This is a collection of Python scripts that work with log files of the sort generated by Concord Consortium tools.
Python 3 is assumed.
Clone this repository and cd
into its directory.
Recommended: create a virtual environment for python:
python3 -m venv venv
source venv/bin/activate
The first line is one-time setup; the second "source" command must be repeated each time you open a new terminal window. You should see "venv" in your prompt when the virtual environment is activated.
Install the required Python packages:
pip install -r requirements.txt
For all scripts:
cd
to the application directory- Make sure the virtual environment has been activated (
source venv/bin/activate
, as above)
Command line argument -v
or --verbose
will print out additional information.
Command line argument -h
or --help
will show all available command line options and usage information.

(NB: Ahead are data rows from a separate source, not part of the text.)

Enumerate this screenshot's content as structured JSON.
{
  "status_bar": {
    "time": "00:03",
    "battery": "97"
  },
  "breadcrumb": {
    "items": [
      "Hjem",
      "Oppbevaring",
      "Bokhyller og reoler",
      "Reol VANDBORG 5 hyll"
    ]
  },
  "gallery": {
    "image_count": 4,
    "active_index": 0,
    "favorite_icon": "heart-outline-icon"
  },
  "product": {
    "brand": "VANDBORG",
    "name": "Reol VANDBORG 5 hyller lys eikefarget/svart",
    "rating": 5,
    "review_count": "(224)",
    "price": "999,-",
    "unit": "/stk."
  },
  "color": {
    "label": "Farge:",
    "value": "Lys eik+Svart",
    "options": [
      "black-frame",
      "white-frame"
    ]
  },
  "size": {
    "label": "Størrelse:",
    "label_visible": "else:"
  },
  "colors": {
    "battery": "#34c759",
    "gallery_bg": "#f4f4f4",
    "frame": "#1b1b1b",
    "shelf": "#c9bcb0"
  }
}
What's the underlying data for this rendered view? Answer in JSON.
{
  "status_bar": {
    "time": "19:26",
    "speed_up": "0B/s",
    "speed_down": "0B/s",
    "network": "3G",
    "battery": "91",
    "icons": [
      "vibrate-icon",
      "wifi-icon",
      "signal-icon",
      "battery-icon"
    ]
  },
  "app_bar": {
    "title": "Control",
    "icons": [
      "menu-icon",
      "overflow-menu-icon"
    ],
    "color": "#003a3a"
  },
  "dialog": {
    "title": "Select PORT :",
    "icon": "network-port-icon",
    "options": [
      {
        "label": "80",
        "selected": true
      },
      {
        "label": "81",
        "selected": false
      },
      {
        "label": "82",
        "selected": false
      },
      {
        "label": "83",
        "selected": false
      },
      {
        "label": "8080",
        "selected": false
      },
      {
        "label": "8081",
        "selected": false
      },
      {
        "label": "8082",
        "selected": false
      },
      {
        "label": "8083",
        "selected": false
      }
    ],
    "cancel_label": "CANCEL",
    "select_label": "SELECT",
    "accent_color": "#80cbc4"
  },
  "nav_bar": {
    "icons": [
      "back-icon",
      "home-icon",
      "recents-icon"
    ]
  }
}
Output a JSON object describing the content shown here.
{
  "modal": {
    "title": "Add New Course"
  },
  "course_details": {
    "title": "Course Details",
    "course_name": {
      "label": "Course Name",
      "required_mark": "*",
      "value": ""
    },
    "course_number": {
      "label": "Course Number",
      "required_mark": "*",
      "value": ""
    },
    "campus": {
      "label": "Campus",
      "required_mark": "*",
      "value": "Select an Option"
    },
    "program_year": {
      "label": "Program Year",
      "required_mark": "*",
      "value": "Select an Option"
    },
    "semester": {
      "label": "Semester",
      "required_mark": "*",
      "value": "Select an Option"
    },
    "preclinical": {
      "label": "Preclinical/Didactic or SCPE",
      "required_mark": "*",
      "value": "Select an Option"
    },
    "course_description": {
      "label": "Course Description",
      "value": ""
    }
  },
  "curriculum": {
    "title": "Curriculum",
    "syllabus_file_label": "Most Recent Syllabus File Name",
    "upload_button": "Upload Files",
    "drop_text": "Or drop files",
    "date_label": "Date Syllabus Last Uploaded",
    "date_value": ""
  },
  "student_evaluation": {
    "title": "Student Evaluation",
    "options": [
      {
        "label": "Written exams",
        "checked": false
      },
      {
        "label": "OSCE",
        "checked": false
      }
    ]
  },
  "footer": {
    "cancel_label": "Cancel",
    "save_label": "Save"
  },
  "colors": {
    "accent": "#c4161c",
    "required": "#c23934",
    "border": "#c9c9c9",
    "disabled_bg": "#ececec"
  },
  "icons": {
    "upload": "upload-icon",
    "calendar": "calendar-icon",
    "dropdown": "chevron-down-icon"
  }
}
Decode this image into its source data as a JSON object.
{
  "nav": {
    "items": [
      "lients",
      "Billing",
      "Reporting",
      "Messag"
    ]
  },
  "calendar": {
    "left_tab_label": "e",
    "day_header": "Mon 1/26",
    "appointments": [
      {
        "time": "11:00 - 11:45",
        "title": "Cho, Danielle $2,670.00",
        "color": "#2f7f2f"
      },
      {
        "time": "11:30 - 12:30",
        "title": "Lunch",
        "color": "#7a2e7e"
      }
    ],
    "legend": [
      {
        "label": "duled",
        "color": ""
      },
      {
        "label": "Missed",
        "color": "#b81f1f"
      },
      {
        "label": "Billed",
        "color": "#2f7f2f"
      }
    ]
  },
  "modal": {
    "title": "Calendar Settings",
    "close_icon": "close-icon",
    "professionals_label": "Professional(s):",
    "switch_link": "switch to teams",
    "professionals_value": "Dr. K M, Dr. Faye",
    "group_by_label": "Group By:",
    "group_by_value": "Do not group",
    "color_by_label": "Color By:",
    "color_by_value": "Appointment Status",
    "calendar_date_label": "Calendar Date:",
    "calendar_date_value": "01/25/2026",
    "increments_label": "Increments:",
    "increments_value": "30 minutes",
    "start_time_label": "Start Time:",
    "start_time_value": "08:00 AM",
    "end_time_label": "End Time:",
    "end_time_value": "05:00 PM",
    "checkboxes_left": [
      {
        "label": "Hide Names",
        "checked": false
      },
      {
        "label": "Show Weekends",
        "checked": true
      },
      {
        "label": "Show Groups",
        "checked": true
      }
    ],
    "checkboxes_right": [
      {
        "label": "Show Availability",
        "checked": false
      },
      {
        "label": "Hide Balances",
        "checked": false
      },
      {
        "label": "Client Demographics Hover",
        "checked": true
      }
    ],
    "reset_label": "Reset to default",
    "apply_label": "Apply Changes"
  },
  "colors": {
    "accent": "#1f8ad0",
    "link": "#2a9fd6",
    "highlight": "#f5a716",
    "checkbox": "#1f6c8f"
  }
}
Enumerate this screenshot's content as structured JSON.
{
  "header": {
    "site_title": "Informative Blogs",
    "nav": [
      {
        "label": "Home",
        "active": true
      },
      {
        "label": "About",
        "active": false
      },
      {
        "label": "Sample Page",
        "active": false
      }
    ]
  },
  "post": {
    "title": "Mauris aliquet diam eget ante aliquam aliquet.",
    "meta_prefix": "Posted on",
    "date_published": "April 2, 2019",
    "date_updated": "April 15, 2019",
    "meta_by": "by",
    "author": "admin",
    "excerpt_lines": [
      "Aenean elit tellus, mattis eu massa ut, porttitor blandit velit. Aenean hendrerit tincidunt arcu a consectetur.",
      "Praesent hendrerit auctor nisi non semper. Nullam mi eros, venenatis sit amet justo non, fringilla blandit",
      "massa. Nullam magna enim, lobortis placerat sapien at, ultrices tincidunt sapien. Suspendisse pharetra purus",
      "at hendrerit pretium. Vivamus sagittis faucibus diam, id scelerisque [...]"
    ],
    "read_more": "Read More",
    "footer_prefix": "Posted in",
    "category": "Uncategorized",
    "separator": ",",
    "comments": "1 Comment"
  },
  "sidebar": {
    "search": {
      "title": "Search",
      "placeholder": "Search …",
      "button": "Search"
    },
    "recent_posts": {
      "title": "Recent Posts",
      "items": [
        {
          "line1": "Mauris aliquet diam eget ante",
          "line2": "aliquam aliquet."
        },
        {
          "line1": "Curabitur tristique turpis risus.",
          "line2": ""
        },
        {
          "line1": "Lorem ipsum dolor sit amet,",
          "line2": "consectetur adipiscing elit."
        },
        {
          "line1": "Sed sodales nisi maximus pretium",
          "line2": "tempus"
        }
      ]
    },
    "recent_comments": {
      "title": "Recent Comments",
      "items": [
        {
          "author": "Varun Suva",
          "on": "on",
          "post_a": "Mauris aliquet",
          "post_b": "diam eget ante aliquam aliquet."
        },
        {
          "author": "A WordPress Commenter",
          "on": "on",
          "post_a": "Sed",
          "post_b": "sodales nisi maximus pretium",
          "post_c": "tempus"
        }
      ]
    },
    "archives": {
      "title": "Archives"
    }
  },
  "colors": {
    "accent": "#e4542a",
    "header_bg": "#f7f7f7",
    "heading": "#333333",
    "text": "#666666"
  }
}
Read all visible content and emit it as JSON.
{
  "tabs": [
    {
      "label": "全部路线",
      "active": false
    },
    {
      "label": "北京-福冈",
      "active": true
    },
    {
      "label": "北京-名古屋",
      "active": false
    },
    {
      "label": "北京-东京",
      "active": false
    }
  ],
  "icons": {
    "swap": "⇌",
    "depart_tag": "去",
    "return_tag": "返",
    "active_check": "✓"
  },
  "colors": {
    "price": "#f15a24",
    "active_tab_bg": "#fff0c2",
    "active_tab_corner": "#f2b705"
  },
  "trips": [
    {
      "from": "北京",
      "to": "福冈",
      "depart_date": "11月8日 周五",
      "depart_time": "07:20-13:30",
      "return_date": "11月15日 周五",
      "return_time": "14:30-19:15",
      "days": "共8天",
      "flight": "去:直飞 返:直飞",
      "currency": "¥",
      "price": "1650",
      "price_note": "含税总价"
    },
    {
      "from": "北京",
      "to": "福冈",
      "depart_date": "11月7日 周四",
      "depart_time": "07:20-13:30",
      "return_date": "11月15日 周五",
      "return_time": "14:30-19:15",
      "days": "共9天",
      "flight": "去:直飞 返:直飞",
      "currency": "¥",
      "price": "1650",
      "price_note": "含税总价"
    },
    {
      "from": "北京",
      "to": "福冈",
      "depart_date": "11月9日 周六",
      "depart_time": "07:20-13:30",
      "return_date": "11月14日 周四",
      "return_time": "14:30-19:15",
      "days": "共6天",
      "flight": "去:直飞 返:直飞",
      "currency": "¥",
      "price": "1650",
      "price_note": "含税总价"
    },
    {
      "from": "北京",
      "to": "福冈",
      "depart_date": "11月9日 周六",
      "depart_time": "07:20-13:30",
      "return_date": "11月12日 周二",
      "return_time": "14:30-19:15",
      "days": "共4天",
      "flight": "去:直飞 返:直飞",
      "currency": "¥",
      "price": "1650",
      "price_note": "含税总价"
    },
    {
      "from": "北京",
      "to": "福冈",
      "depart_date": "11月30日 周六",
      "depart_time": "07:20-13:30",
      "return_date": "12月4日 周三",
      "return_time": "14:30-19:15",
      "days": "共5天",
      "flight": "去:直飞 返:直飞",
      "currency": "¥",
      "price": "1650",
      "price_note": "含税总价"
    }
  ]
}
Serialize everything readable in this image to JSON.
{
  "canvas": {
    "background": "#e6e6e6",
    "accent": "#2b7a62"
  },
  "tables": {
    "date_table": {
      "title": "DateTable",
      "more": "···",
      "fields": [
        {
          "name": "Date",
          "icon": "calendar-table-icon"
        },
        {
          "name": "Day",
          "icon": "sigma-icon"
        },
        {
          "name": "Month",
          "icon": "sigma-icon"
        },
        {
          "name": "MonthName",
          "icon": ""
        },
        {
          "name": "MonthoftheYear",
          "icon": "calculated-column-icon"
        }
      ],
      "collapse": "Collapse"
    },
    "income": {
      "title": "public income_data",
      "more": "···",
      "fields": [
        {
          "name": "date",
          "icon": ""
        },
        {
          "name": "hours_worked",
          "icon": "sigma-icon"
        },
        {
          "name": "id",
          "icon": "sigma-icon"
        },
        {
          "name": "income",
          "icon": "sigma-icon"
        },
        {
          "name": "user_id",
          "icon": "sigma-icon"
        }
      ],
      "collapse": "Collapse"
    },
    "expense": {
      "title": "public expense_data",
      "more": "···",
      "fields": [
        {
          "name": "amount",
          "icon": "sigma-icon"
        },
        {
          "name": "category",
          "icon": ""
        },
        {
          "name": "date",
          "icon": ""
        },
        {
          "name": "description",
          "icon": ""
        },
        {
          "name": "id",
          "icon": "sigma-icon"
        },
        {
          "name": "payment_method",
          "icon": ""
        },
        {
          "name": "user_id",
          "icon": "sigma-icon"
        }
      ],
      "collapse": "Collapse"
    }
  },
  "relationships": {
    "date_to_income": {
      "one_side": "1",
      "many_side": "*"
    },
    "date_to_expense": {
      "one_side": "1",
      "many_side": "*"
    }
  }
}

Analyzes columns of a CSV log file that contain JSON data, and lists all of the keys that occur in the JSON.
You must supply the name of the CSV file and the heading of the column that contains the JSON data (generally parameters
or extras
for CC logs), eg
./src/analyze-json-column -c parameters my-data-file.csv
The output will be a list of keys, one per line, using dots to separate levels of hierarchy.
So if the JSON data only included:
{ "role": "student",
"page": { "number": 1, "title: "Introduction" } }
The output would be:
role
page.number
page.title
This is mostly useful so that you know what keys can be used with the next script.
Extract fields from a JSON column of a CSV file into their own columns.
You supply the heading of JSON column and one or more fields that exist in that column (dot-separated, as above), and this script will extract the values of those fields in each row to their own columns. These columns will be added after all existing columns. The JSON column will be removed.
Example:
./src/expand-json-fields.py -c parameters -f problem -f role my-data-file.csv > new-file.csv
Replace the values in one or more columns with opaque identifiers.
You specify the names of one or more columns (eg, student name
), and each unique value will be replaced with an anonymous identifier
(specifically, this is a short uuid built from the original value).
A file is also written out with the mapping of original values to hashed values.
Example:
./src/deidentify-columns.py -c student_name -c school -m mapping.csv my-data-file.csv > new-file.csv
All content is (c) The Concord Consortium and licensed under the MIT License.